O crédito imobiliário continua apresentando crescimento expressivo, devendo atingir cerca de R$ 500 bilhões em 2014, segundo a Associação Brasileira das Entidades de Crédito Imobiliário e Poupança (Abecip). No entanto, um desafio a ser superado é a viabilização de novos instrumentos de financiamento, uma vez que os recursos da poupança devem atender à demanda somente até 2012.

O segmento de micro e pequenas empresas tem sido contemplado com maior número de agências especializadas, contratação de gerentes e investimentos em capacitação. Segundo a Serasa Experian, a demanda por crédito dessas empresas aumentou 21,4% entre dez/09 e set/10, o índice de pontualidade dos pagamentos chegou a 95,5% e o número de falências decretadas foi reduzido em 41,9%.

Em termos de bancarização e busca pelos clientes das classes de menor renda, alguns movimentos são relevantes. Parte do setor acredita que a melhor forma de relacionamento é por meio do cartão de crédito, em especial por parcerias com grandes lojas e supermercados.
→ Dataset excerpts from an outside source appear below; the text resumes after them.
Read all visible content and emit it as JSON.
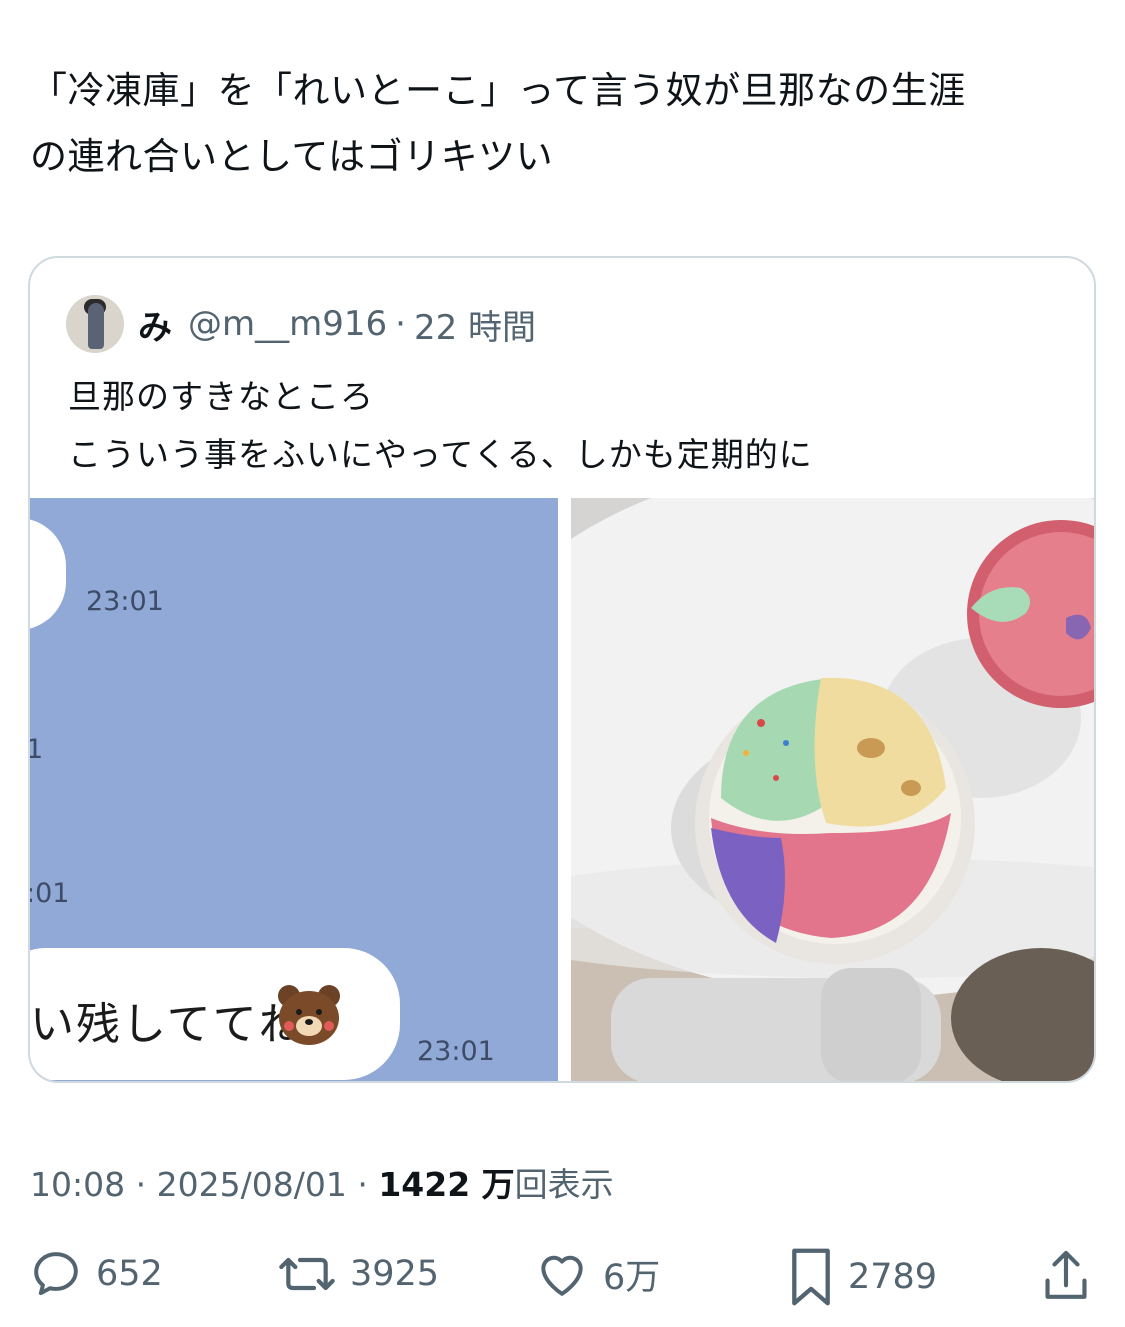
{
  "tweet": {
    "text_line1": "「冷凍庫」を「れいとーこ」って言う奴が旦那なの生涯",
    "text_line2": "の連れ合いとしてはゴリキツい"
  },
  "quote": {
    "name": "み",
    "handle": "@m__m916",
    "separator": "·",
    "time": "22 時間",
    "text_line1": "旦那のすきなところ",
    "text_line2": "こういう事をふいにやってくる、しかも定期的に"
  },
  "chat_screenshot": {
    "time_1": "23:01",
    "time_2": "1",
    "time_3": ":01",
    "message": "い残しててね",
    "time_4": "23:01",
    "background": "#90a9d6",
    "sticker_icon": "bear-sticker-icon"
  },
  "photo": {
    "icon": "ice-cream-photo"
  },
  "meta": {
    "time": "10:08",
    "sep1": "·",
    "date": "2025/08/01",
    "sep2": "·",
    "views_count": "1422 万",
    "views_label": "回表示"
  },
  "actions": {
    "replies": "652",
    "reposts": "3925",
    "likes": "6万",
    "bookmarks": "2789",
    "reply_icon": "reply-icon",
    "repost_icon": "repost-icon",
    "like_icon": "heart-icon",
    "bookmark_icon": "bookmark-icon",
    "share_icon": "share-icon"
  },
  "colors": {
    "text": "#0f1419",
    "secondary": "#536471",
    "border": "#cfd9de"
  }
}
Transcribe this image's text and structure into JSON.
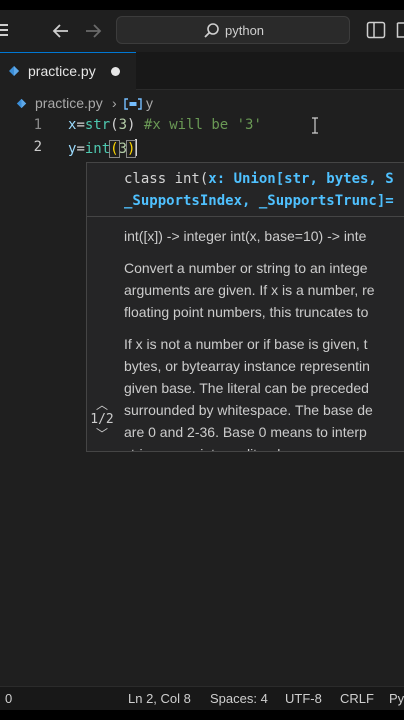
{
  "titlebar": {
    "search_text": "python"
  },
  "tab": {
    "filename": "practice.py"
  },
  "breadcrumb": {
    "file": "practice.py",
    "symbol": "y"
  },
  "editor": {
    "lines": [
      {
        "number": "1",
        "var": "x",
        "eq": "=",
        "func": "str",
        "open": "(",
        "arg": "3",
        "close": ")",
        "comment": " #x will be '3'"
      },
      {
        "number": "2",
        "var": "y",
        "eq": "=",
        "func": "int",
        "open": "(",
        "arg": "3",
        "close": ")"
      }
    ]
  },
  "hover": {
    "sig_line1_prefix": "class int(",
    "sig_line1_param": "x: Union[str, bytes, S",
    "sig_line2_param": "_SupportsIndex, _SupportsTrunc]=",
    "doc_lines": [
      "int([x]) -> integer int(x, base=10) -> inte",
      "Convert a number or string to an intege",
      "arguments are given. If x is a number, re",
      "floating point numbers, this truncates to",
      "If x is not a number or if base is given, t",
      "bytes, or bytearray instance representin",
      "given base. The literal can be preceded",
      "surrounded by whitespace. The base de",
      "are 0 and 2-36. Base 0 means to interp",
      "string as an integer literal"
    ],
    "pager": "1/2"
  },
  "status": {
    "errors": "0",
    "position": "Ln 2, Col 8",
    "spaces": "Spaces: 4",
    "encoding": "UTF-8",
    "eol": "CRLF",
    "language": "Py"
  },
  "colors": {
    "accent": "#0078d4",
    "editor_bg": "#1f1f1f",
    "hover_bg": "#252526"
  }
}
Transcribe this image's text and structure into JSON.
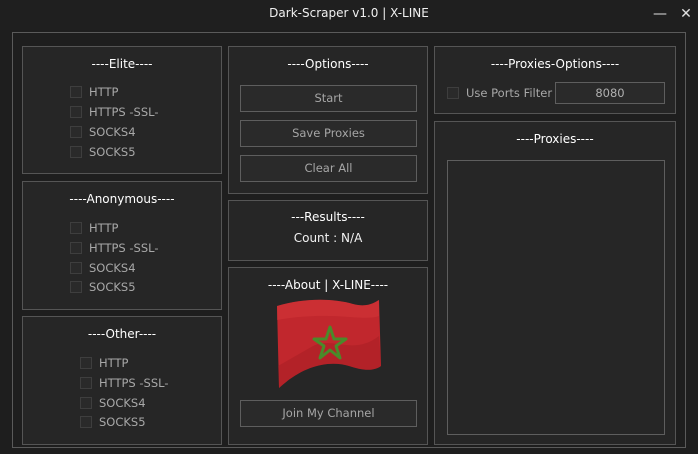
{
  "window": {
    "title": "Dark-Scraper v1.0  | X-LINE",
    "minimize_glyph": "—",
    "close_glyph": "✕"
  },
  "elite": {
    "title": "----Elite----",
    "options": [
      "HTTP",
      "HTTPS -SSL-",
      "SOCKS4",
      "SOCKS5"
    ]
  },
  "anonymous": {
    "title": "----Anonymous----",
    "options": [
      "HTTP",
      "HTTPS -SSL-",
      "SOCKS4",
      "SOCKS5"
    ]
  },
  "other": {
    "title": "----Other----",
    "options": [
      "HTTP",
      "HTTPS -SSL-",
      "SOCKS4",
      "SOCKS5"
    ]
  },
  "options": {
    "title": "----Options----",
    "start_label": "Start",
    "save_label": "Save Proxies",
    "clear_label": "Clear All"
  },
  "results": {
    "title": "---Results----",
    "count_label": "Count :",
    "count_value": "N/A"
  },
  "about": {
    "title": "----About | X-LINE----",
    "join_label": "Join My Channel"
  },
  "proxies_options": {
    "title": "----Proxies-Options----",
    "use_ports_label": "Use Ports Filter",
    "port_value": "8080"
  },
  "proxies": {
    "title": "----Proxies----"
  },
  "colors": {
    "flag_red": "#c1272d",
    "flag_star": "#4a8a2a"
  }
}
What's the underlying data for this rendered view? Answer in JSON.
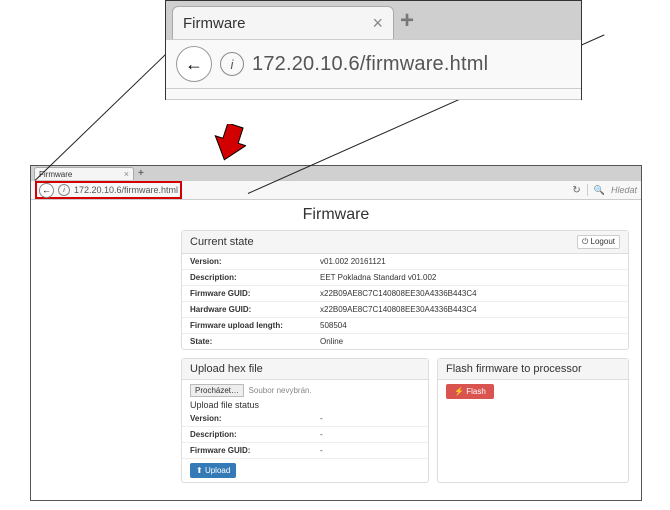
{
  "zoom": {
    "tab_title": "Firmware",
    "url": "172.20.10.6/firmware.html"
  },
  "mini": {
    "tab_title": "Firmware",
    "url": "172.20.10.6/firmware.html",
    "search_placeholder": "Hledat"
  },
  "page": {
    "title": "Firmware",
    "logout_label": "Logout",
    "panels": {
      "current_state": {
        "title": "Current state",
        "rows": {
          "version": {
            "label": "Version:",
            "value": "v01.002 20161121"
          },
          "description": {
            "label": "Description:",
            "value": "EET Pokladna Standard v01.002"
          },
          "fw_guid": {
            "label": "Firmware GUID:",
            "value": "x22B09AE8C7C140808EE30A4336B443C4"
          },
          "hw_guid": {
            "label": "Hardware GUID:",
            "value": "x22B09AE8C7C140808EE30A4336B443C4"
          },
          "upload_len": {
            "label": "Firmware upload length:",
            "value": "508504"
          },
          "state": {
            "label": "State:",
            "value": "Online"
          }
        }
      },
      "upload": {
        "title": "Upload hex file",
        "browse": "Procházet…",
        "no_file": "Soubor nevybrán.",
        "status_title": "Upload file status",
        "rows": {
          "version": {
            "label": "Version:",
            "value": "-"
          },
          "description": {
            "label": "Description:",
            "value": "-"
          },
          "fw_guid": {
            "label": "Firmware GUID:",
            "value": "-"
          }
        },
        "upload_btn": "Upload"
      },
      "flash": {
        "title": "Flash firmware to processor",
        "flash_btn": "Flash"
      }
    }
  }
}
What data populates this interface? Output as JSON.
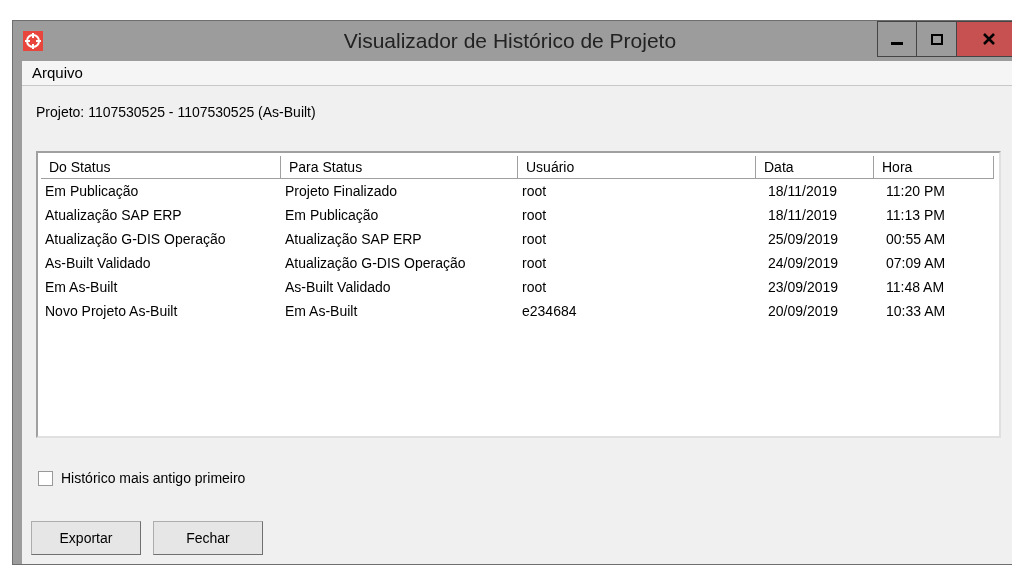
{
  "window": {
    "title": "Visualizador de Histórico de Projeto"
  },
  "menu": [
    "Arquivo"
  ],
  "project_label": "Projeto: 1107530525 - 1107530525 (As-Built)",
  "table": {
    "columns": [
      "Do Status",
      "Para Status",
      "Usuário",
      "Data",
      "Hora"
    ],
    "rows": [
      [
        "Em Publicação",
        "Projeto Finalizado",
        "root",
        "18/11/2019",
        "11:20 PM"
      ],
      [
        "Atualização SAP ERP",
        "Em Publicação",
        "root",
        "18/11/2019",
        "11:13 PM"
      ],
      [
        "Atualização G-DIS Operação",
        "Atualização SAP ERP",
        "root",
        "25/09/2019",
        "00:55 AM"
      ],
      [
        "As-Built Validado",
        "Atualização G-DIS Operação",
        "root",
        "24/09/2019",
        "07:09 AM"
      ],
      [
        "Em As-Built",
        "As-Built Validado",
        "root",
        "23/09/2019",
        "11:48 AM"
      ],
      [
        "Novo Projeto As-Built",
        "Em As-Built",
        "e234684",
        "20/09/2019",
        "10:33 AM"
      ]
    ]
  },
  "checkbox": {
    "label": "Histórico mais antigo primeiro",
    "checked": false
  },
  "buttons": [
    "Exportar",
    "Fechar"
  ]
}
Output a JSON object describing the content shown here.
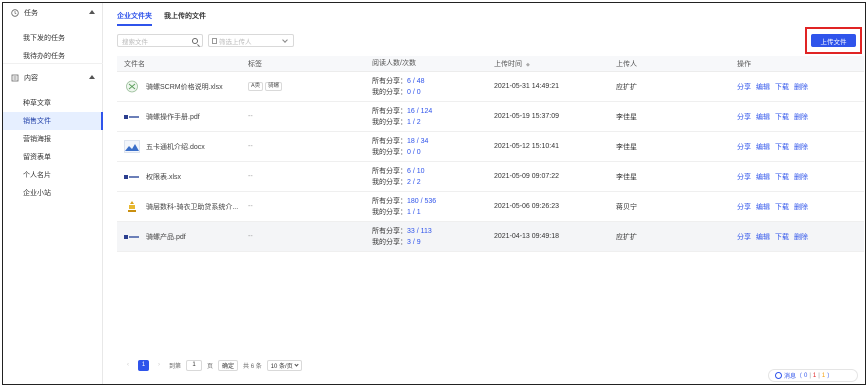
{
  "sidebar": {
    "groups": [
      {
        "label": "任务",
        "icon": "clock-icon",
        "items": [
          "我下发的任务",
          "我待办的任务"
        ]
      },
      {
        "label": "内容",
        "icon": "content-icon",
        "items": [
          "种草文章",
          "销售文件",
          "营销海报",
          "留资表单",
          "个人名片",
          "企业小站"
        ]
      }
    ],
    "active_item": "销售文件"
  },
  "tabs": [
    {
      "label": "企业文件夹",
      "active": true
    },
    {
      "label": "我上传的文件",
      "active": false
    }
  ],
  "toolbar": {
    "search_placeholder": "搜索文件",
    "uploader_placeholder": "筛选上传人",
    "upload_label": "上传文件"
  },
  "table": {
    "headers": [
      "文件名",
      "标签",
      "阅读人数/次数",
      "上传时间",
      "上传人",
      "操作"
    ],
    "rows": [
      {
        "name": "骑螺SCRM价格说明.xlsx",
        "icon": "excel-file-icon",
        "tags": [
          "A类",
          "骑螺"
        ],
        "all_share_prefix": "所有分享：",
        "all_share": "6 / 48",
        "my_share_prefix": "我的分享：",
        "my_share": "0 / 0",
        "time": "2021-05-31 14:49:21",
        "uploader": "应扩扩"
      },
      {
        "name": "骑螺操作手册.pdf",
        "icon": "pdf-file-icon",
        "tags": [],
        "tag_empty": "--",
        "all_share_prefix": "所有分享：",
        "all_share": "16 / 124",
        "my_share_prefix": "我的分享：",
        "my_share": "1 / 2",
        "time": "2021-05-19 15:37:09",
        "uploader": "李佳星"
      },
      {
        "name": "五卡通机介绍.docx",
        "icon": "word-file-icon",
        "tags": [],
        "tag_empty": "--",
        "all_share_prefix": "所有分享：",
        "all_share": "18 / 34",
        "my_share_prefix": "我的分享：",
        "my_share": "0 / 0",
        "time": "2021-05-12 15:10:41",
        "uploader": "李佳星"
      },
      {
        "name": "权限表.xlsx",
        "icon": "excel-file-icon",
        "tags": [],
        "tag_empty": "--",
        "all_share_prefix": "所有分享：",
        "all_share": "6 / 10",
        "my_share_prefix": "我的分享：",
        "my_share": "2 / 2",
        "time": "2021-05-09 09:07:22",
        "uploader": "李佳星"
      },
      {
        "name": "骑层数科-骑衣卫助贷系统介...",
        "icon": "ppt-file-icon",
        "tags": [],
        "tag_empty": "--",
        "all_share_prefix": "所有分享：",
        "all_share": "180 / 536",
        "my_share_prefix": "我的分享：",
        "my_share": "1 / 1",
        "time": "2021-05-06 09:26:23",
        "uploader": "蒋贝宁"
      },
      {
        "name": "骑螺产品.pdf",
        "icon": "pdf-file-icon",
        "tags": [],
        "tag_empty": "--",
        "all_share_prefix": "所有分享：",
        "all_share": "33 / 113",
        "my_share_prefix": "我的分享：",
        "my_share": "3 / 9",
        "time": "2021-04-13 09:49:18",
        "uploader": "应扩扩"
      }
    ],
    "ops": [
      "分享",
      "编辑",
      "下载",
      "删除"
    ]
  },
  "pagination": {
    "current_page": "1",
    "goto_label": "到第",
    "goto_value": "1",
    "page_unit": "页",
    "confirm_label": "确定",
    "total_label": "共 6 条",
    "page_size": "10 条/页"
  },
  "message_bar": {
    "label": "消息（",
    "count_blue": "0",
    "sep1": "|",
    "count_red": "1",
    "sep2": "|",
    "count_orange": "1",
    "end": "）"
  },
  "colors": {
    "accent": "#2f54eb",
    "highlight_border": "#e02424",
    "active_bg": "#e6efff"
  }
}
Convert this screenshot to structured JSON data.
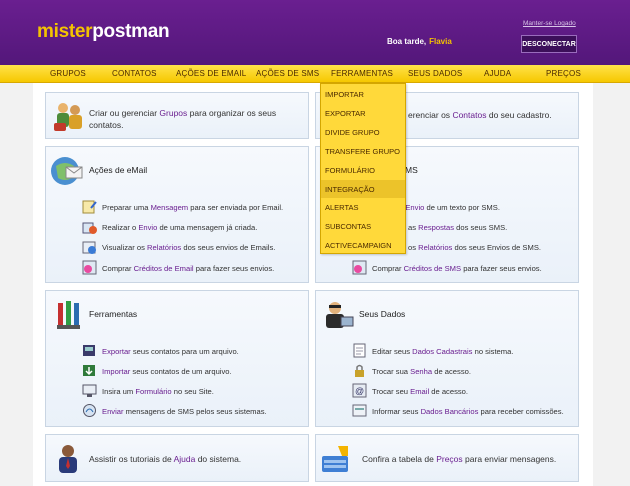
{
  "header": {
    "logo_part1": "mister",
    "logo_part2": "postman",
    "keep_logged": "Manter-se Logado",
    "greeting": "Boa tarde,",
    "user_name": "Flavia",
    "disconnect": "DESCONECTAR"
  },
  "nav": {
    "items": [
      "GRUPOS",
      "CONTATOS",
      "AÇÕES DE EMAIL",
      "AÇÕES DE SMS",
      "FERRAMENTAS",
      "SEUS DADOS",
      "AJUDA",
      "PREÇOS"
    ]
  },
  "dropdown": {
    "items": [
      "IMPORTAR",
      "EXPORTAR",
      "DIVIDE GRUPO",
      "TRANSFERE GRUPO",
      "FORMULÁRIO",
      "INTEGRAÇÃO",
      "ALERTAS",
      "SUBCONTAS",
      "ACTIVECAMPAIGN"
    ],
    "active_index": 5
  },
  "groups_box": {
    "pre": "Criar ou gerenciar",
    "link": "Grupos",
    "post": "para organizar os seus",
    "line2": "contatos."
  },
  "contacts_box": {
    "pre": "erenciar os",
    "link": "Contatos",
    "post": "do seu cadastro."
  },
  "email_box": {
    "title": "Ações de eMail",
    "items": [
      {
        "pre": "Preparar uma",
        "link": "Mensagem",
        "post": "para ser enviada por Email."
      },
      {
        "pre": "Realizar o",
        "link": "Envio",
        "post": "de uma mensagem já criada."
      },
      {
        "pre": "Visualizar os",
        "link": "Relatórios",
        "post": "dos seus envios de Emails."
      },
      {
        "pre": "Comprar",
        "link": "Créditos de Email",
        "post": "para fazer seus envios."
      }
    ]
  },
  "sms_box": {
    "title_tail": "MS",
    "items": [
      {
        "pre": "o",
        "link": "Envio",
        "post": "de um texto por SMS."
      },
      {
        "pre": "as",
        "link": "Respostas",
        "post": "dos seus SMS."
      },
      {
        "pre": "os",
        "link": "Relatórios",
        "post": "dos seus Envios de SMS."
      },
      {
        "pre": "Comprar",
        "link": "Créditos de SMS",
        "post": "para fazer seus envios."
      }
    ]
  },
  "tools_box": {
    "title": "Ferramentas",
    "items": [
      {
        "pre": "",
        "link": "Exportar",
        "post": "seus contatos para um arquivo."
      },
      {
        "pre": "",
        "link": "Importar",
        "post": "seus contatos de um arquivo."
      },
      {
        "pre": "Insira um",
        "link": "Formulário",
        "post": "no seu Site."
      },
      {
        "pre": "",
        "link": "Enviar",
        "post": "mensagens de SMS pelos seus sistemas."
      }
    ]
  },
  "data_box": {
    "title": "Seus Dados",
    "items": [
      {
        "pre": "Editar seus",
        "link": "Dados Cadastrais",
        "post": "no sistema."
      },
      {
        "pre": "Trocar sua",
        "link": "Senha",
        "post": "de acesso."
      },
      {
        "pre": "Trocar seu",
        "link": "Email",
        "post": "de acesso."
      },
      {
        "pre": "Informar seus",
        "link": "Dados Bancários",
        "post": "para receber comissões."
      }
    ]
  },
  "help_box": {
    "pre": "Assistir os tutoriais de",
    "link": "Ajuda",
    "post": "do sistema."
  },
  "prices_box": {
    "pre": "Confira a tabela de",
    "link": "Preços",
    "post": "para enviar mensagens."
  },
  "colors": {
    "header_purple": "#5a1a82",
    "accent_yellow": "#f4c300",
    "link_purple": "#6a1f90"
  }
}
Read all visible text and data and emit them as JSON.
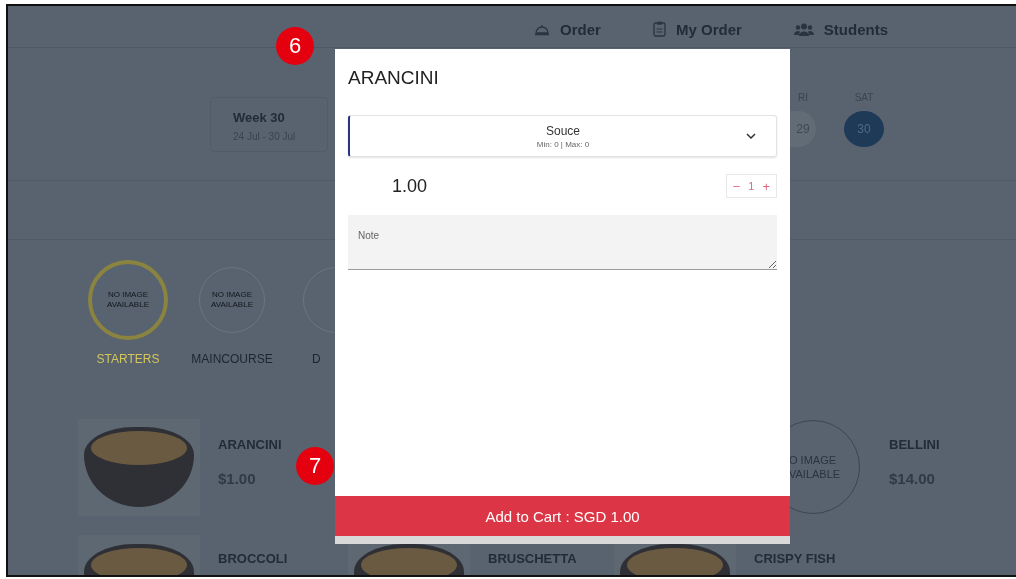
{
  "nav": [
    {
      "label": "Order"
    },
    {
      "label": "My Order"
    },
    {
      "label": "Students"
    }
  ],
  "week": {
    "title": "Week 30",
    "range": "24 Jul - 30 Jul"
  },
  "days": [
    {
      "label": "RI",
      "date": "29",
      "selected": false
    },
    {
      "label": "SAT",
      "date": "30",
      "selected": true
    }
  ],
  "categories": [
    {
      "image_text": "NO IMAGE AVAILABLE",
      "label": "STARTERS",
      "selected": true
    },
    {
      "image_text": "NO IMAGE AVAILABLE",
      "label": "MAINCOURSE",
      "selected": false
    },
    {
      "label": "D",
      "selected": false
    }
  ],
  "featured_row": [
    {
      "name": "ARANCINI",
      "price": "$1.00",
      "kind": "photo"
    },
    {
      "name": "BELLINI",
      "price": "$14.00",
      "kind": "placeholder",
      "image_text": "O IMAGE VAILABLE"
    }
  ],
  "bottom_row": [
    {
      "name": "BROCCOLI"
    },
    {
      "name": "BRUSCHETTA"
    },
    {
      "name": "CRISPY FISH"
    }
  ],
  "modal": {
    "title": "ARANCINI",
    "option": {
      "label": "Souce",
      "hint": "Min: 0 | Max: 0"
    },
    "price": "1.00",
    "quantity": {
      "minus": "−",
      "value": "1",
      "plus": "+"
    },
    "note_placeholder": "Note",
    "button": "Add to Cart : SGD 1.00"
  },
  "callouts": [
    "6",
    "7"
  ]
}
Já outras organizações acreditam que a abertura de agências em regiões com grande densidade (como em comunidades carentes), os correspondentes bancários e, principalmente, o uso do telefone celular sejam o caminho mais rápido para se chegar a esse público.

Outra área em que as instituições financeiras brasileira têm visto grande potencial é a de microsseguros, com prêmios de baixo valor que podem popularizar-se, atingindo grande número de pessoas.

A abertura de novos pontos de atendimento continua sendo uma das estratégias dos principais bancos em termos de canais.

O ano também marca a finalização do processo de unificação das agências dos bancos Itaú/Unibanco, Santander/Real e BB/Nossa Caixa.

Os movimentos realizados pelos bancos refletiram-se em seus números em 2010. Os ativos dos principais players cresceram 14,0%, em média, na comparação de com 2009. O total do SFN (consolidado I e II do Banco Central) atingiu o montante de R$ 3.140 bilhões, com os dez maiores bancos do País representando 86,5% desse total, ante 85,4% em dezembro/2009.

O crédito total chegou ao montante de R$ 1,6 trilhão em dezembro de 2010, crescimento de 20% no ano, representando 46,7% do PIB.

Perspectivas para os Próximos Anos


No macroambiente:
1. fortalecimento das empresas brasileiras, da geração de emprego, da renda e do consumo e melhoria dos principais indicadores sociais nacionais;
2. mudanças no comportamento dos consumidores devido ao aumento da longevidade e novos arranjos sociais e familiares.

Na indústria financeira:
1. crescimento da concorrência no mercado bancário, customização e diferenciação de produtos;
2. implantação plena, a partir de 2012, da livre opção bancária no Brasil;
3. consolidação dos grandes bancos;
4. ampliação da atuação transnacional dos bancos nacionais;
5. aumento da captação de recursos financeiros no Mercado de Capitais pelas empresas dos segmentos Corporate e Middle Market;
6. aumento da regulação do sistema financeiro, por meio de acordos internacionais e normas emanadas de autoridades bancárias nacionais;
7. maior capacitação dos funcionários de bancos;
8. crescimento da remuneração variável na indústria financeira;
9. crescimento de novos arranjos de relação de trabalho devido a complexidade da gestão de mão de obra.